Minister of Culture
- In office 18 October 1994 – 7 November 1995
- Prime Minister: Nikica Valentić
- Preceded by: Vesna Girardi-Jurkić
- Succeeded by: Božo Biškupić

Personal details
- Born: 22 June 1950 (age 75) Varaždin, PR Croatia, FPR Yugoslavia (modern Croatia)
- Party: Croatian Democratic Union
- Alma mater: University of Zagreb (Academy of Dramatic Art)
- Awards: Order of Danica Hrvatska;

= Zlatko Vitez =

Croatian actor (born 1950)

Zlatko Vitez (born 22 June 1950) is a Croatian theatre and film actor. He also served as the Croatian Minister of Culture in the period between October 1994 and November 1995 in the Cabinet of Nikica Valentić.

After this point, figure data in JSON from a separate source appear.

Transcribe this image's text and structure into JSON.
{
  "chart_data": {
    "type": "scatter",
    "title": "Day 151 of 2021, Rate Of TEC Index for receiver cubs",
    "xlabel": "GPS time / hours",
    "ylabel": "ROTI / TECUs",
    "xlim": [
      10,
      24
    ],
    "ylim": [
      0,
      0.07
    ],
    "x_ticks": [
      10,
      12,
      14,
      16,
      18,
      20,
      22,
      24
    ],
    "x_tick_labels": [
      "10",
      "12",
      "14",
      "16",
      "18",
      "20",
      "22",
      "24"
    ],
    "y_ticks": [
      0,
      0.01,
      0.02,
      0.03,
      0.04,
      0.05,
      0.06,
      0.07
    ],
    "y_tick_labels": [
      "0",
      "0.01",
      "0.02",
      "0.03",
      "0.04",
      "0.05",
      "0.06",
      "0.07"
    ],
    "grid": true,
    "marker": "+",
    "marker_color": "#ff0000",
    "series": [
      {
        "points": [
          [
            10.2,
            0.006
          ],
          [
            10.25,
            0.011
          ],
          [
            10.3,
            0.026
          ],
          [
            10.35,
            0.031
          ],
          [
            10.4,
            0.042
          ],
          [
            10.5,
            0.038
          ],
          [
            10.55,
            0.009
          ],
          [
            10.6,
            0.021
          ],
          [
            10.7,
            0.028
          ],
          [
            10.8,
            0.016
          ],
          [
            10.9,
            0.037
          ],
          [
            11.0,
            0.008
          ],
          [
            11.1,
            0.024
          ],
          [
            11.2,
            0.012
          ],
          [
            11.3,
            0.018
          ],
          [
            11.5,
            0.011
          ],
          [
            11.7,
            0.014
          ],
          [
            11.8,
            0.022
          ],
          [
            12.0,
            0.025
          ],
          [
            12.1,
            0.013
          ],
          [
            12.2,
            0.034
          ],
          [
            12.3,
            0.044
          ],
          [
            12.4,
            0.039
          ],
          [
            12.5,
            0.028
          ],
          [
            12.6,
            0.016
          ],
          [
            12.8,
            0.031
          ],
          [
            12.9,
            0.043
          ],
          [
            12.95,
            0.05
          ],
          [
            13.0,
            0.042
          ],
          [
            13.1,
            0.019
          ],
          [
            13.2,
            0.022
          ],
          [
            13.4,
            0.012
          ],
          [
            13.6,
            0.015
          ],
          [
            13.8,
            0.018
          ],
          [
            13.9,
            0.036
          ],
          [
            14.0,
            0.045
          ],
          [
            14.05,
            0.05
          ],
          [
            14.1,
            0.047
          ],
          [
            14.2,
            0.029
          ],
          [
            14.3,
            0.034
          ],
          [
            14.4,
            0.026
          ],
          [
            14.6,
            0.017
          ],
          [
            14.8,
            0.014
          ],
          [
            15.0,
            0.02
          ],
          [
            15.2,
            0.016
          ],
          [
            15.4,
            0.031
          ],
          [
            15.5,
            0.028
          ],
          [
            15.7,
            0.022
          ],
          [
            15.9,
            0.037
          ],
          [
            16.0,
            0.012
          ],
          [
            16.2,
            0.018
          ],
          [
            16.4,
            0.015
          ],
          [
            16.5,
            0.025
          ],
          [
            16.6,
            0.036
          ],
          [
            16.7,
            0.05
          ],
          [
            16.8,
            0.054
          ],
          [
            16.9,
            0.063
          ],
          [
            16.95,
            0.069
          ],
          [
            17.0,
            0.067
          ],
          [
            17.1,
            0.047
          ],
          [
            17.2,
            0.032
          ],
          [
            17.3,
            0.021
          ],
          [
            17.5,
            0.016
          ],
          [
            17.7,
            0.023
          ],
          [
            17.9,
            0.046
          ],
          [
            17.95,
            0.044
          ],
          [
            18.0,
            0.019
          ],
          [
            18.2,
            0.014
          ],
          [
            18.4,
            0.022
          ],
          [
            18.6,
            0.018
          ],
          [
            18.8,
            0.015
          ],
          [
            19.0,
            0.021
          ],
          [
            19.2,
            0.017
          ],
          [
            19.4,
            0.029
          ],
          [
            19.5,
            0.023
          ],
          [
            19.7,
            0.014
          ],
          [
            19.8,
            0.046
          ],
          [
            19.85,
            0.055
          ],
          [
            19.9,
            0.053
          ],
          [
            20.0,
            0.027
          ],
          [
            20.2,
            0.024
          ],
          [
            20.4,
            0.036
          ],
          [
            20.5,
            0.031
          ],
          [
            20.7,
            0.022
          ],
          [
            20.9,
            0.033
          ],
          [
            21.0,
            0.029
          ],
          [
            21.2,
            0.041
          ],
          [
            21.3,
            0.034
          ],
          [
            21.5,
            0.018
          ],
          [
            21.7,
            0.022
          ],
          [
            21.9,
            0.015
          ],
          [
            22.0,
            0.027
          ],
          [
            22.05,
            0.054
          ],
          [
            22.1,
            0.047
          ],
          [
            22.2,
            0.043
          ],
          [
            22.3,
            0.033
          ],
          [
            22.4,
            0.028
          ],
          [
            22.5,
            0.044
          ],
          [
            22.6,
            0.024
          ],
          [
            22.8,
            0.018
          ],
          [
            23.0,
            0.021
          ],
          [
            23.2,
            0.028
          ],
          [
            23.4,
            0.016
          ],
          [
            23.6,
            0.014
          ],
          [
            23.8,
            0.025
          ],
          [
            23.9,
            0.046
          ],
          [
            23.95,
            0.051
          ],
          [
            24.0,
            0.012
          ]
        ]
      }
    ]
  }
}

Vitez was born in Varaždin and graduated from the Zagreb Academy of Dramatic Art in 1972. He went on to appear in about a hundred theatre productions at several prominent theatres, including the Gavella Drama Theatre and the Croatian National Theatre in Zagreb.

Between the mid-1970s and late 1990s he also appeared in a number of Croatian television and feature films, most notably the leading role in Zvonimir Berković's 1985 film Love Letters with Intent (Ljubavna pisma s predumišljajem).